Graeme Mateer and Richard Webster will be talking about 'Adept Live Labs and Suffolk Challenges', a subject we will pick up in our breakout sessions.

Graeme Mateer
Graeme has extensive experience in transport policy, strategy and delivery with over 14 years at Suffolk County Council, and two years seconded to the Department for Transport.

He is Head of Transport Strategy at Suffolk County Council, responsible for strategy development, delivery of transport schemes, including major infrastructure projects such as the Lake Lothing Third Crossing and Smarter Choices programmes, as well as development management reviewing new development applications.

Graeme is keen to explore how transport needs will adapt and influence smart cities and vice versa.

Richard Webster
Richard Webster has over 26 years of experience within the lighting industry working in both the private and public sectors.

He is the Street Lighting Manager for Suffolk Highways, responsible for the client function, contract management and delivery associated with over 90,000 illuminated assets where 65,000 street lights are connected to a central management system.

Richard has been an early adopter of smart cities technology, utilising the street lighting communications network for a number of projects, and securing subsequent European and DFT/Adept funding to implement innovative technologies on a larger scale.


Synopsis
Suffolk County Council has an excellent record of introducing award-winning innovation to the highways sector – including a traffic signals-based ‘dark fibre’ network and transformative, pioneering street lighting technology.

Early adoption of large-scale, remotely managed node technology has yielded highly effective, energy-efficient light distribution.

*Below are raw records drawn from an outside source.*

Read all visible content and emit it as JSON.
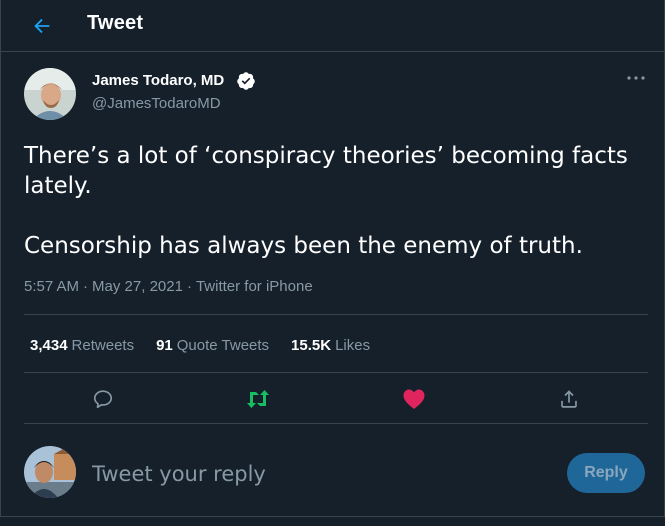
{
  "header": {
    "title": "Tweet",
    "back_icon": "arrow-left-icon"
  },
  "tweet": {
    "author": {
      "name": "James Todaro, MD",
      "handle": "@JamesTodaroMD",
      "verified": true
    },
    "text": [
      "There’s a lot of ‘conspiracy theories’ becoming facts lately.",
      "Censorship has always been the enemy of truth."
    ],
    "time": "5:57 AM",
    "date": "May 27, 2021",
    "source": "Twitter for iPhone",
    "more_icon": "more-dots-icon"
  },
  "stats": {
    "retweets_count": "3,434",
    "retweets_label": "Retweets",
    "quotes_count": "91",
    "quotes_label": "Quote Tweets",
    "likes_count": "15.5K",
    "likes_label": "Likes"
  },
  "actions": [
    {
      "icon": "reply-icon",
      "liked": false
    },
    {
      "icon": "retweet-icon",
      "active": true
    },
    {
      "icon": "heart-icon",
      "liked": true
    },
    {
      "icon": "share-icon"
    }
  ],
  "reply": {
    "placeholder": "Tweet your reply",
    "button_label": "Reply"
  },
  "colors": {
    "background": "#15202b",
    "border": "#38444d",
    "accent": "#1da1f2",
    "secondary_text": "#8899a6",
    "retweet_green": "#17bf63",
    "like_pink": "#e0245e"
  }
}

Our successful small-scale, rigorous field testing of motion-sensitive adaptive lighting is now set for significant up scaling. This project presents an outstanding opportunity to examine smart technology capability across Suffolk’s urban and rural environment, combined with fully exploring how any authority’s street lighting infrastructure adopts a far broader social function and potentially act as a future income generator.

This project, led by Suffolk Highways with partners including BT, The University of Suffolk, Telensa, CU Phosco, and EnLight, seeks to address many local needs. It is future-proofed to harness technological advancement such as 5G technology and connected autonomous vehicles and is aligned with ‘The Road to Zero’ aspirations of the Government’s Industrial Strategy.